Kayla Milmine’s musical journey with the soprano saxophone is a familiar one amongst fellow straight-hornists: Having started out on the clarinet, then the tenor saxophone, soon finding herself falling in love with the new and under-explored sonic possibilities that only the soprano saxophone can offer. Since beginning her soprano centric journey she has developed a unique approach to the instrument that at times has the edginess and brashness of Anthony Braxton and Roscoe Mitchell, yet the warmth and thoughtfulness reminiscent of Steve Lacy. Unlike her aforementioned predecessors, she also doubles as a punk rock singer. She can regularly be heard exercising her punk rock singing chops when performing with FASTER, a duo that she co-leads with New Jersey-based guitarist Brian Abbott. FASTER’s cabaret/circus/collage show The Elephant in the Room which featured dancer/choreographer Allison Burns won them the Freebie Award at the Montreal Fringe Festival in 2013. Kayla is currently involved in several artistic projects including the Rhinoceros Saxophone Quartet, and the Bill Gilliam Trio. She also recently received a grant from the Canada Council of the Arts to study with her mentor, Sam Newsome, in New York City.

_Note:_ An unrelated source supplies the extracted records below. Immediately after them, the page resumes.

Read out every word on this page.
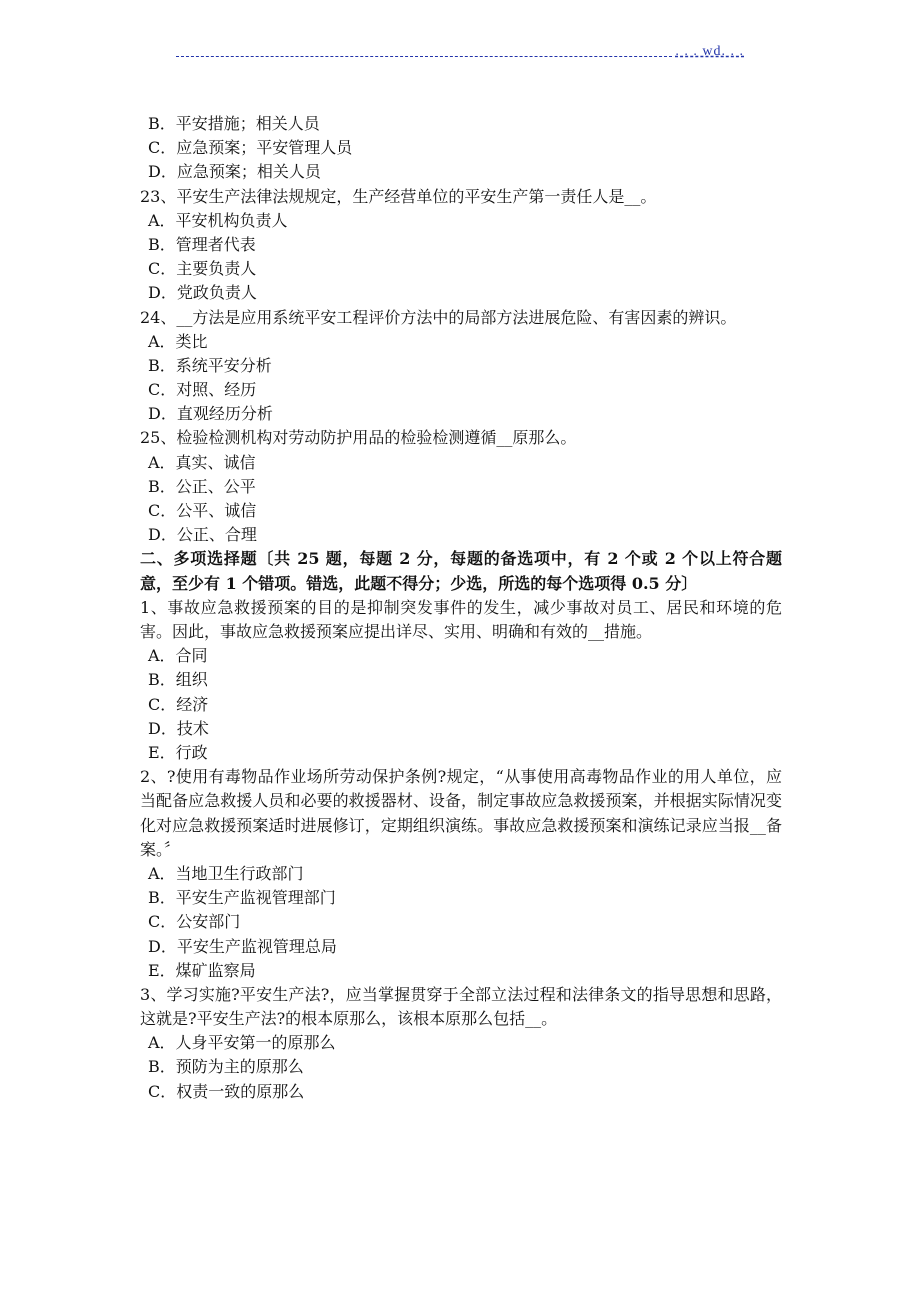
. . . wd. . .
B．平安措施；相关人员
C．应急预案；平安管理人员
D．应急预案；相关人员
23、平安生产法律法规规定，生产经营单位的平安生产第一责任人是__。
A．平安机构负责人
B．管理者代表
C．主要负责人
D．党政负责人
24、__方法是应用系统平安工程评价方法中的局部方法进展危险、有害因素的辨识。
A．类比
B．系统平安分析
C．对照、经历
D．直观经历分析
25、检验检测机构对劳动防护用品的检验检测遵循__原那么。
A．真实、诚信
B．公正、公平
C．公平、诚信
D．公正、合理
二、多项选择题〔共 25 题，每题 2 分，每题的备选项中，有 2 个或 2 个以上符合题意，至少有 1 个错项。错选，此题不得分；少选，所选的每个选项得 0.5 分〕
1、事故应急救援预案的目的是抑制突发事件的发生，减少事故对员工、居民和环境的危害。因此，事故应急救援预案应提出详尽、实用、明确和有效的__措施。
A．合同
B．组织
C．经济
D．技术
E．行政
2、?使用有毒物品作业场所劳动保护条例?规定，“从事使用高毒物品作业的用人单位，应当配备应急救援人员和必要的救援器材、设备，制定事故应急救援预案，并根据实际情况变化对应急救援预案适时进展修订，定期组织演练。事故应急救援预案和演练记录应当报__备案。〞
A．当地卫生行政部门
B．平安生产监视管理部门
C．公安部门
D．平安生产监视管理总局
E．煤矿监察局
3、学习实施?平安生产法?，应当掌握贯穿于全部立法过程和法律条文的指导思想和思路，这就是?平安生产法?的根本原那么，该根本原那么包括__。
A．人身平安第一的原那么
B．预防为主的原那么
C．权责一致的原那么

Paul Newman is a saxophonist and composer. He was educated at St. Francis Xavier University in Nova Scotia and at the Banff Centre for the Performing Arts in Alberta before receiving a Master’s degree in composition from York University in Toronto in 2010. In addition to playing tenor saxophone in the Rhinoceros Saxophone Quartet, he plays with the Starfires, the Woodchoppers Association, and in duos with Brian Abbott, Karen Ng, and Heather Saumer. He also has an ongoing solo project. Paul has a number of recordings on his own label, including Music for Solo Soprano Saxophone (2012) and Duo Compositions (2015). His newest recording, Music for Solo Tenor Saxophone, was released in January 2017. Paul Newman lives in Toronto with his cat, Mahalia.

Brian Abbott was born in the great state of New Jersey and raised on a steady diet of punk rock, Jimi Hendrix, and Parliament/Funkadelic. Upon losing his gills and evolving out of the muddy soup of his homeland he attended college at the Berklee College of Music in Boston Massachusetts. Much of his time at school was spent organizing musical events designed to irritate and frighten his close-minded non-musically adventurous peers. Also at that time he discovered modern classical music, avant-garde improvisation, and other fascinating music from around the world that up until that point he had no idea existed. He had found his inspiration and began practicing guitar and composing music in earnest. He also got a prize for being the only student who didn’t ditch a single a composition class one semester. Upon graduation he performed numerous gigs in the US and Canada with bands like Grub Animal, Aza Nizi Maza, Mob Job, and Faster, and also got to play with some great musical legends like Etienne Rolin, Butch Morris, and Garrison Fewell. In 2014 he moved to Toronto Canada and began getting some of his contemporary classical/contemporary jazz compositions performed through Somewhere There and his own composer collective, No-thing Composers.